Ana and Beto are playing a game. Ana writes a whole number on the board. Beto then has the right to erase the number and add $2$ to it, or erase the number and subtract $3$, as many times as he wants. Beto wins if he can get $2021$ after a finite number of stages; otherwise, Ana wins. Which player has a winning strategy?

Let $ABC$ be a right triangle with right angle at $ B$ and $\angle C=30^o$. If $M$ is midpoint of the hypotenuse and $I$ the incenter of the triangle, show that $ \angle IMB=15^o$.

Coins are placed in some squares on a $n\times n$ board. Each coin can be moved towards the square symmetrical with respect to either of the two diagonals, as long as that square is empty. The initial coin setup is said to be good , if any coin can make the first move. (a) Determine the maximum number of coins $M$ that can be placed on the $n\times n$ board, such that the configuration is good. (b) Calculate the total number of good configurations that have exactly $M$ coins.

How many numbers $\overline{abcd}$ with different digits satisfy the following property: if we replace the largest digit with the digit $1$ results in a multiple of $30$?

Circle $o$ contains the circles $m$ , $p$ and $r$, such that they are tangent to $o$ internally and any two of them are tangent between themselves.

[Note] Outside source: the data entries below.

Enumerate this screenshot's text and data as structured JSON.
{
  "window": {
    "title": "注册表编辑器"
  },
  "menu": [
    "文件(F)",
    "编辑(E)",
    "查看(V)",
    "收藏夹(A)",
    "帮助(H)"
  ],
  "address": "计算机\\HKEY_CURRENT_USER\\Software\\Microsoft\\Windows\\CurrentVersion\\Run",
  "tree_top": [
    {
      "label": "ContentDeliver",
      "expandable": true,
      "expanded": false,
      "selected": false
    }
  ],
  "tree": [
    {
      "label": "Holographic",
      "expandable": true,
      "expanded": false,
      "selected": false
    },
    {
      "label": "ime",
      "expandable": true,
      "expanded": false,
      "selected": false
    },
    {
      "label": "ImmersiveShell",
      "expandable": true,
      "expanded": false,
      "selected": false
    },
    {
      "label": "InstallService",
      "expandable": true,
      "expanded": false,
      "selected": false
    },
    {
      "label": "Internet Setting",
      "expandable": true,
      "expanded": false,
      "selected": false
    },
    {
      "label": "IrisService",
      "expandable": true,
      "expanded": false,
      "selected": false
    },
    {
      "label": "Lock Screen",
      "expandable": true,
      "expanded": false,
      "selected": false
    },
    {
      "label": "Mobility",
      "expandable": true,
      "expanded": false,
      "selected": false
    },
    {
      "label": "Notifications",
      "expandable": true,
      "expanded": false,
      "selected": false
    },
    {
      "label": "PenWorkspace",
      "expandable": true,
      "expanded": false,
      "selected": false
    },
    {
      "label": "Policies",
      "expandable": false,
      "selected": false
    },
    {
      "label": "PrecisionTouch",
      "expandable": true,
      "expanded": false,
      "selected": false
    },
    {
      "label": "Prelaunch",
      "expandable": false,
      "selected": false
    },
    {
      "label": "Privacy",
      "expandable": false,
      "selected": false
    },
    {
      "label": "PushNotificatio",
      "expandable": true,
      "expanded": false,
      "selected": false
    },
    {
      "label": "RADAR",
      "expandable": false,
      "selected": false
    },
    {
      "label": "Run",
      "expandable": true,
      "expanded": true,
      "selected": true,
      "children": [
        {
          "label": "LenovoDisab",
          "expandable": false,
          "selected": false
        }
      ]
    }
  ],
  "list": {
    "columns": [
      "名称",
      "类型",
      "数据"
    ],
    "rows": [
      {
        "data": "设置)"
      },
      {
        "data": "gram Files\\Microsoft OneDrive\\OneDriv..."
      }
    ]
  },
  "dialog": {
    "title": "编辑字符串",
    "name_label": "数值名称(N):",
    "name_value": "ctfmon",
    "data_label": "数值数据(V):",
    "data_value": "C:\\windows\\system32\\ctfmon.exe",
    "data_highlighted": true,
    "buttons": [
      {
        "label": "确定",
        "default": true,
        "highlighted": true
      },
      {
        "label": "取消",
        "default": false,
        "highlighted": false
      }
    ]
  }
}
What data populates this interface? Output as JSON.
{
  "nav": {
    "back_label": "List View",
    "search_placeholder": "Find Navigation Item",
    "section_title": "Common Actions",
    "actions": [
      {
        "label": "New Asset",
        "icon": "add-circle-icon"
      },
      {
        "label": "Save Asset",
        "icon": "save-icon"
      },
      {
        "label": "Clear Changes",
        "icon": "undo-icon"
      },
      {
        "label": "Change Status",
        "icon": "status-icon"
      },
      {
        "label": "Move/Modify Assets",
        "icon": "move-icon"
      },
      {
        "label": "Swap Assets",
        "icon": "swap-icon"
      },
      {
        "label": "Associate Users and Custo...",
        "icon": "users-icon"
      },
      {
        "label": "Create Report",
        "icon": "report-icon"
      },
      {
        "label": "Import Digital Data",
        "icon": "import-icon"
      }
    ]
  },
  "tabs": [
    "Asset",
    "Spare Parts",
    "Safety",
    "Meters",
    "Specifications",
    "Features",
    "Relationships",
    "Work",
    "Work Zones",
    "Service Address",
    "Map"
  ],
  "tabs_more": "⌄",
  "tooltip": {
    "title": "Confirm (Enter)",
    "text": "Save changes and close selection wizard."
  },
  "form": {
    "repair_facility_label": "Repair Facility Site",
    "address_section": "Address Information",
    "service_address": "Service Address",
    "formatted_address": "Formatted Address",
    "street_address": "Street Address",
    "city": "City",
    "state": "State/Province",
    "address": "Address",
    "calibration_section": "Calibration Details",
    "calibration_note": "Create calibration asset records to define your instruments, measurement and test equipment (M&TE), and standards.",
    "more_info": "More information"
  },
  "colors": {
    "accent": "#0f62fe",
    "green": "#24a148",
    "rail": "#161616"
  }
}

The radii of the circles $m$ and $p$ are equal to $x$ . The circle $r$ has radius $1$ and passes through the center of the circle $o$. Find the value of $x$ .

Two positive integers $n,m\ge 2$ are called allies if when written as a product of primes (not necessarily different): $n=p_1p_2...p_s$ and $m=q_1q_2...q_t$, turns out that: $$p_1 + p_2 + ... + p_s = q_1 + q_2 + ... + q_t$$(a) Show that the biggest ally of any positive integer has to have only $2$ and $3$ in its prime factorization. (b) Find the biggest number which is allied of $2021$ .